Three hundred colleges and universities were represented by their presidents and deans at the tenth annual meeting of the Association of American Colleges last week at the Hotel Astor, Manhattan.

The first address, by President

Marion L. Burton, of the University of Michigan, was aggressive. He attacked American democracy, American materialism, American hatred of individuality as the causes of the decline of intellectual initative and independence in the American college today. Said he:

"What has the college become? It has become a thing of rushing rabbles, jazz orchestras, pep meetings, frolics, hops and schedules fitted to make the second show at the movies. The rushing rabble is inevitably driven away from the spirit of higher learning and our object is lost. In every home the powerful man of business is the hero of the day.

"What we have done is snuffed out our inner life. Democracy is partly responsible. Youth has got the impression it must go with the crowd; it must be popular. It has become terribly afraid of being different. It has been tremendously externalized and objectified. .... Students must have a sense of integrity and the courage of their convictions. . . . When in American civilization it comes to pass that the family which raises a poet, a scientist, or a teacher will be as proud as if he were a financial genius, then you can put religion as a vital factor in American colleges."

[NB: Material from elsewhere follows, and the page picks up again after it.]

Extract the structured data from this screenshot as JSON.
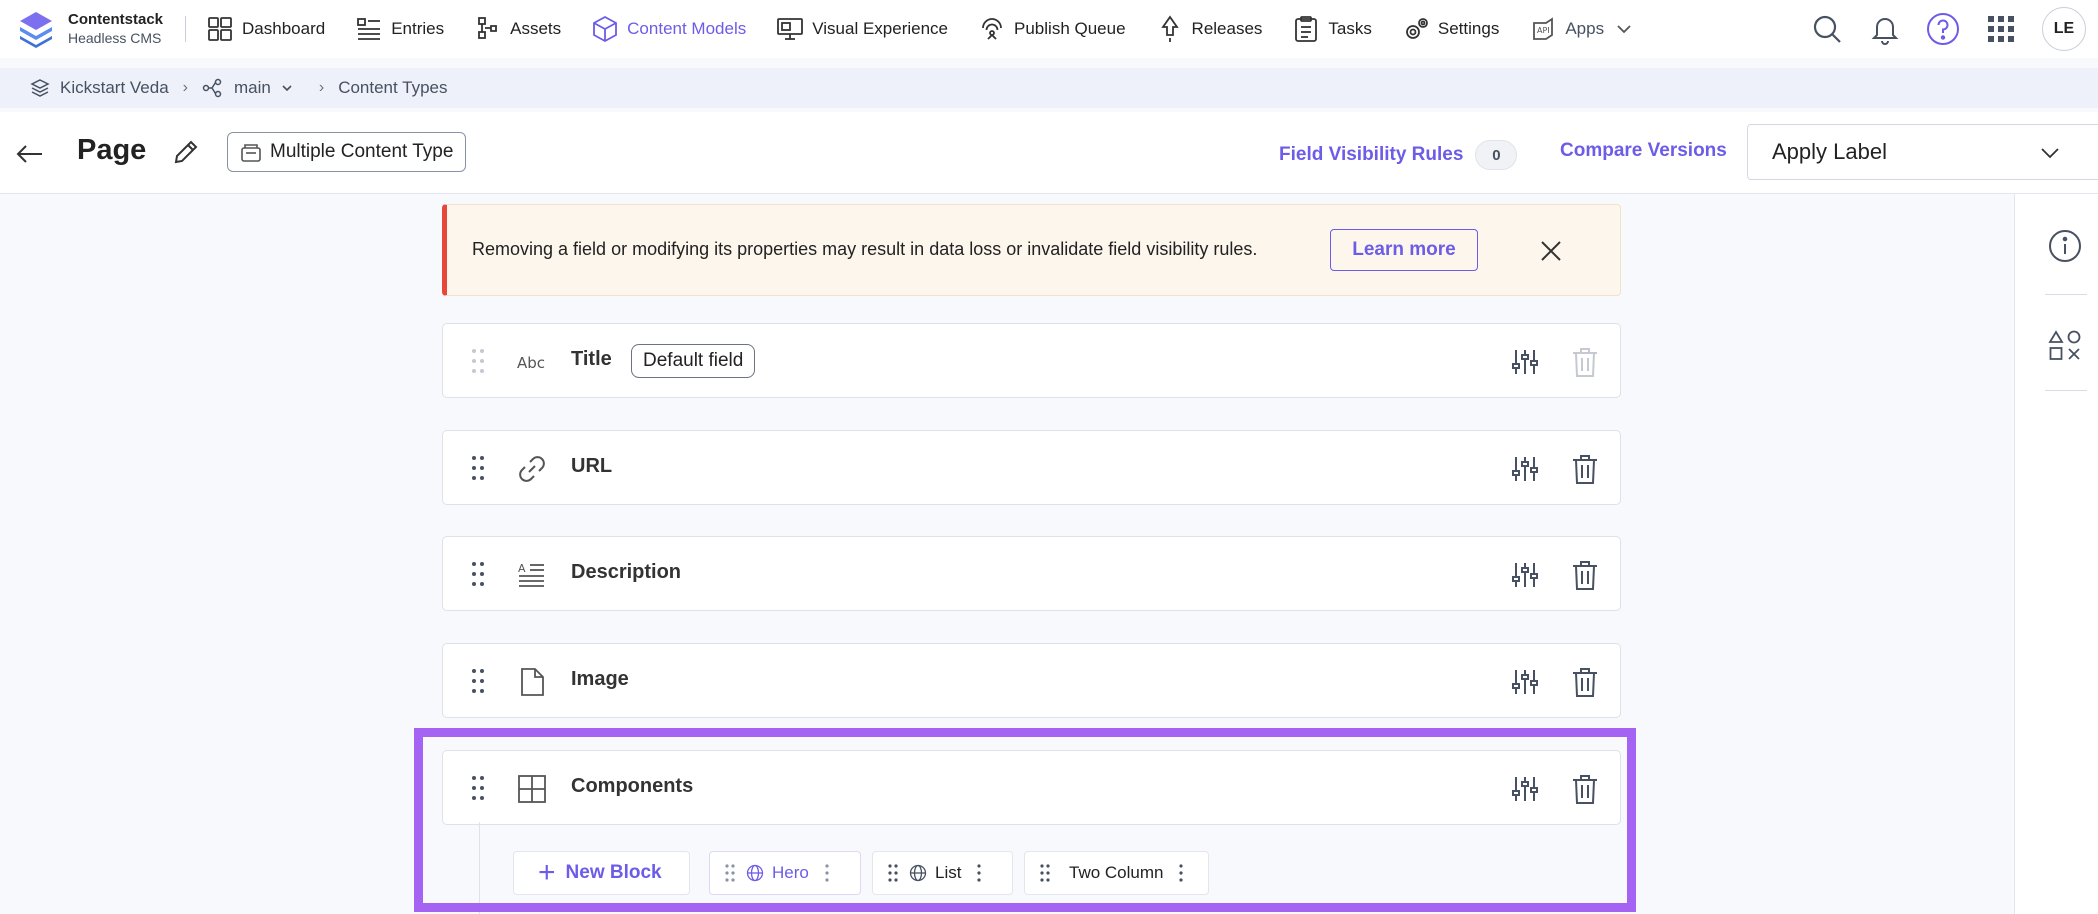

Dr. C. A. Richmond, President of Union College, endeared himself to all college instructors by speaking against the raising of their salaries. He said that teachers should have a missionary spirit, and to insure this they must be paid less than they are worth.

Dr. Frank Aydelotte, President of Swarthmore College, said that academic standards throughout the country had been menaced since the War by great increases in enrollment, making it necessary to fill in faculties with inexperienced teachers and so dilute instruction.

Dr. George E. MacLean, retiring director of the London office of the American University Union in Europe, made a plea for an extended exchange system whereby Americans may go abroad and Europeans come here. Before the War, Dr. MacLean said, few Europeans would have thought it worth while to come, but now it is different:

"A British knight has come to me for information, saying that he wanted to send his boy to this country, when his friends told him that his son couldn't get along without Oxford or Cambridge, he replied: 'I am thinking of his manhood, when the United States will be the most prominent nation in the world. He then will have more honor and prestige by being graduated from an American university than if he studied here in our own dear little island.'

"He wanted his son to study at a university of the Middle West, the great Middle West, which we must all acknowledge, even those of us who are of New England,* will soon be the most powerful section of our nation."

*Dr. MacLean is himself a native of Connecticut.